Metastasis involves the dissemination of tumor cells from primary site to distant organs, and the colonization of disseminated cancer cells to establish distant metastases. Some of the disseminated cancer stem-like cells (CSC) are able to remain in dormancy for years before establishing secondary tumor and triggering metastatic recurrence. The accepted paradigm of cancer therapy aims at eradicating rapidly proliferating cancer cells. However, how to eliminate disseminated metastatic cells in dormancy and to prevent metastatic recurrence remains a major challenge in the clinic. Here, we report that the CSC in non-small cell lung cancer (NSCLC) rely on the mitochondrial deoxyguanosine kinase (dGK) to maintain mitochondrial homeostasis and cancer cell stemness. There is a pool of mitochondrial dNTP in the cell maintained by the mitochondrial deoxynucleoside salvage pathway and dedicated for the mitochondrial DNA (mtDNA) homeostasis in slow-cycling and post-mitotic cells. The role of the mitochondrial deoxynucleoside salvage pathway in tumor initiation and progression is poorly understood. Here, we investigated the role of the mitochondrial dGK, a rate-limiting enzyme in the mitochondrial deoxynucleoside salvage pathway, in the self-renewal of lung adenocarcinoma CSC. Our data support that dGK overexpression strongly correlates with cancer progression and patient survival. Depletion of dGK in lung cancer cells remarkably reduced the proportion of active aldehyde dehydrogenase (ALDH+) CSC, inhibited tumor sphere formation in vitro and prevent tumor-initiation ability of CSC in xenograft mouse models. Mechanistically, dGK controls the biogenesis of respiratory Complex I and mitochondrial oxidative phosphorylation (OXPHOS), which in turn regulates CSC self-renewal through AMPK-YAP1 signaling. The restoration of mitochondrial OXPHOS in dGK depleted lung cancer cells using NDI1, a single subunit yeast NADH : ubiquinone oxidoreductase, was able to rescue AMPK-YAP1 signaling and CSC stemness. Genetic targeting of dGK using doxycycline-inducible CRISPR/Cas9 was able to markedly induce tumor regression. Our findings reveal a novel role for mitochondrial dNTP metabolism in lung cancer tumor growth and progression, and indicate that the mitochondrial deoxynucleotide salvage pathway could be potentially targeted to prevent CSC-mediated therapy resistance and metastatic recurrence.

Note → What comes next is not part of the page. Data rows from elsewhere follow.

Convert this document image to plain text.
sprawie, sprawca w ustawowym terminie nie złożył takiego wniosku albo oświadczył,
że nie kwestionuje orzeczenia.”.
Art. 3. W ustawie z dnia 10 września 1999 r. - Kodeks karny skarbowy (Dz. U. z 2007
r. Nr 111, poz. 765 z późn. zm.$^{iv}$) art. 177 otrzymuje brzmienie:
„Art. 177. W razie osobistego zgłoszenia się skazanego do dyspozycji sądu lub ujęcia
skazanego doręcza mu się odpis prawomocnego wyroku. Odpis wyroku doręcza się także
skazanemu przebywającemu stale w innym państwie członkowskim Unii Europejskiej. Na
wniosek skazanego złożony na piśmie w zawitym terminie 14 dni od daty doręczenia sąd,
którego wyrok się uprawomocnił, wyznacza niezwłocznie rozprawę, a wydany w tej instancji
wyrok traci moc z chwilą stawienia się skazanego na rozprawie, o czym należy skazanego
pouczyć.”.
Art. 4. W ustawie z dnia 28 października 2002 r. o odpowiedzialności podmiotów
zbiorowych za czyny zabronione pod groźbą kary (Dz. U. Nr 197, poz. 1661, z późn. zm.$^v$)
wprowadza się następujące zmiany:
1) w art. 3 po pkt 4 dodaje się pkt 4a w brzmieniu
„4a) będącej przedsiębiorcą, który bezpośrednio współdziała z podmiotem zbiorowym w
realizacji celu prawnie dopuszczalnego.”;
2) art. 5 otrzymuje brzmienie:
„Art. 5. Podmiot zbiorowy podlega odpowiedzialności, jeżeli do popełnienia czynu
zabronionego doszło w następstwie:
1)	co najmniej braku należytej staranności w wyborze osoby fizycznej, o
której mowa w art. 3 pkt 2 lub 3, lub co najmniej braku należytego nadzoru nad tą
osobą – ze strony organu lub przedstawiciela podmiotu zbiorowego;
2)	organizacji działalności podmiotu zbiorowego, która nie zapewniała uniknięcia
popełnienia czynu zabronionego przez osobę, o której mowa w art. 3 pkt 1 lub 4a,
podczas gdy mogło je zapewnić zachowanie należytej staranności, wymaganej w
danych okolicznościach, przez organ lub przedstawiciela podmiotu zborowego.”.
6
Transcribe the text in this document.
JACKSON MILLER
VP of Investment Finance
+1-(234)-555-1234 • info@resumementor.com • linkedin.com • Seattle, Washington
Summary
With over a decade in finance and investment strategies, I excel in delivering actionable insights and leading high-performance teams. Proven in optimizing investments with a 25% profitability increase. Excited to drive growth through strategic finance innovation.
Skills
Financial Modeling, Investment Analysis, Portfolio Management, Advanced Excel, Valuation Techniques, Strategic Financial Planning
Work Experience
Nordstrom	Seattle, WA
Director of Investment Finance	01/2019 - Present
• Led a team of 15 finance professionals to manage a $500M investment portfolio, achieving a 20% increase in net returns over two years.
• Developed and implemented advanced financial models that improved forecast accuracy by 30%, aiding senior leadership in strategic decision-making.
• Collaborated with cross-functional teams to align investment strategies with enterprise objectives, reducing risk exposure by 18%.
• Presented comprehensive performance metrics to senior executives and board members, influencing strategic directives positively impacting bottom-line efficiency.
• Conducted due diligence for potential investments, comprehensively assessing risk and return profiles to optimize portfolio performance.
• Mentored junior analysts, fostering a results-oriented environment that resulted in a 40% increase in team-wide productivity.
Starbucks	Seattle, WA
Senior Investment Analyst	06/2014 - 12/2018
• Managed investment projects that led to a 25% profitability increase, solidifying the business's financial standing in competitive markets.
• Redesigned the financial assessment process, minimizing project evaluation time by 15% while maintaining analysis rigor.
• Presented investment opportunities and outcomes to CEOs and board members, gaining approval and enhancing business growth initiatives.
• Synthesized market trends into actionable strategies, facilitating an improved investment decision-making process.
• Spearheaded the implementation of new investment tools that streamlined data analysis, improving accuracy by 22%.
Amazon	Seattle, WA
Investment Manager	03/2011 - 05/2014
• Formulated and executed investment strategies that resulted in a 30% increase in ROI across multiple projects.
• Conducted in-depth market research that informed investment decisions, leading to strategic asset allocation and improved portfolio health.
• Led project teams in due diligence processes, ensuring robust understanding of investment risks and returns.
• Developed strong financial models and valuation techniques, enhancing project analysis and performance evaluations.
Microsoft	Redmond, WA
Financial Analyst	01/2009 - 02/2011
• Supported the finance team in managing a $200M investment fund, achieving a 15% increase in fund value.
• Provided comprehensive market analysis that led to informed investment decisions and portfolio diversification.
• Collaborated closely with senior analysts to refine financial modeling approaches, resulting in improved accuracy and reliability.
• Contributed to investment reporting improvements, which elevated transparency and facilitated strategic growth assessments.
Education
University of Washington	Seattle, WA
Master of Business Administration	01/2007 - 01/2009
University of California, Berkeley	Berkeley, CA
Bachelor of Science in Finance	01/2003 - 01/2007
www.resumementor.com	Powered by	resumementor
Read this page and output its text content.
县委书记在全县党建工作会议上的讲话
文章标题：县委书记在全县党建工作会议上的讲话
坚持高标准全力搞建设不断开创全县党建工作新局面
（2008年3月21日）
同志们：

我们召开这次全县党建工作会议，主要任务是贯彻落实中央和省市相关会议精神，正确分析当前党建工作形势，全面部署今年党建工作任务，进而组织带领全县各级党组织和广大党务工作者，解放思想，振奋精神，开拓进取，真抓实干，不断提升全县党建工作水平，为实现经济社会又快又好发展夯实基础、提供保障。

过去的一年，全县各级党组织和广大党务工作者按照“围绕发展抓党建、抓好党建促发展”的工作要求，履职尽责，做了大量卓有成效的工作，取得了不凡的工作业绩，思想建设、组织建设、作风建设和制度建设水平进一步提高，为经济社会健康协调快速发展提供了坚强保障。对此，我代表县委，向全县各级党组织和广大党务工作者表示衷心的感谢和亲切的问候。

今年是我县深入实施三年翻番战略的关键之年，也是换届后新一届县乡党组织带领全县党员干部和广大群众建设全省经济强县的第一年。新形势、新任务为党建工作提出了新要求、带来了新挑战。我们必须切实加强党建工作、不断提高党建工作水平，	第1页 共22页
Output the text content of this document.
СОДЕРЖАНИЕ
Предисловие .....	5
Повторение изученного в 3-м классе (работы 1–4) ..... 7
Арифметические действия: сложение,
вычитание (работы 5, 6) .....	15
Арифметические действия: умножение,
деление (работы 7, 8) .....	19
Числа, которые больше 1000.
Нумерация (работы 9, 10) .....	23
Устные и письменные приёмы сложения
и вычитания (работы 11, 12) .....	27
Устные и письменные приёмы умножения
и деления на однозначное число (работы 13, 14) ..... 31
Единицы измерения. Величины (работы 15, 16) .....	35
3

Citation Format: Shengchen Lin, Chongbiao Huang, Jianwai Sun, Xiuchao Wang, Jiaxin Kang, Matthew Taylor, Bin Fang, Pankaj K Singh, John Koomen, Jihui Hao, Shengyu Yang. The mitochondrial deoxyguanosine kinase regulates lung adenocarcinoma cancer stem-like cells through AMPK/YAP1 signaling [abstract]. In: Proceedings of the American Association for Cancer Research Annual Meeting 2019; 2019 Mar 29-Apr 3; Atlanta, GA. Philadelphia (PA): AACR; Cancer Res 2019;79(13 Suppl):Abstract nr 973.